US 11,948,074 B2
Method and apparatus with neural network parameter quantization
Sangil Jung, Suwon-si (KR); Changyong Son, Anyang-si (KR); Seohyung Lee, Seoul (KR); Jinwoo Son, Seoul (KR); and Chang Kyu Choi, Seongnam-si (KR)
Assigned to Samsung Electronics Co., Ltd., Suwon-si (KR)
Filed by SAMSUNG ELECTRONICS CO., LTD., Suwon-si (KR)
Filed on Apr. 30, 2019, as Appl. No. 16/398,710.
Claims priority of provisional application 62/677,348, filed on May 29, 2018.
Claims priority of provisional application 62/671,105, filed on May 14, 2018.
Claims priority of application No. 10-2018-0109197 (KR), filed on Sep. 12, 2018.
Prior Publication US 2019/0347550 A1, Nov. 14, 2019
Int. Cl. G06N 3/08 (2023.01); B25J 9/16 (2006.01); G06N 3/04 (2023.01); G06V 40/00 (2022.01)

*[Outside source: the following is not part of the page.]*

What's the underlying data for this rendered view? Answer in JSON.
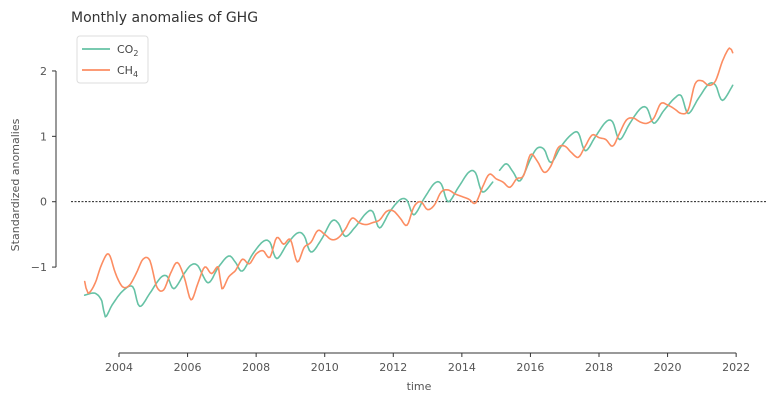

CPC G06N 3/08 (2013.01) [B25J 9/161 (2013.01); B25J 9/163 (2013.01); G06N 3/04 (2013.01); G06V 40/00 (2022.01)] 26 Claims
OG exemplary drawing
 
1. A processor-implemented data processing method in a neural network, the data processing method comprising:
performing an inference operation by implementing a current convolutional layer, of the neural network, provided an input activation map to generate an output activation map, where a kernel weight of the current convolutional layer is a weight quantized to a first representation bit number from a trained kernel weight for the current convolutional layer; and
outputting another activation map that includes activations that are activation results, of the current convolutional layer, quantized to a second representation bit number within a range represented by an activation quantization parameter that includes a first and second parameters,
wherein the first parameter is dependent on first and second thresholds derived from the output activation map, and the second parameter is dependent on the first and second thresholds, and
wherein the quantization of the activation map is dependent on the first parameter and the second parameter.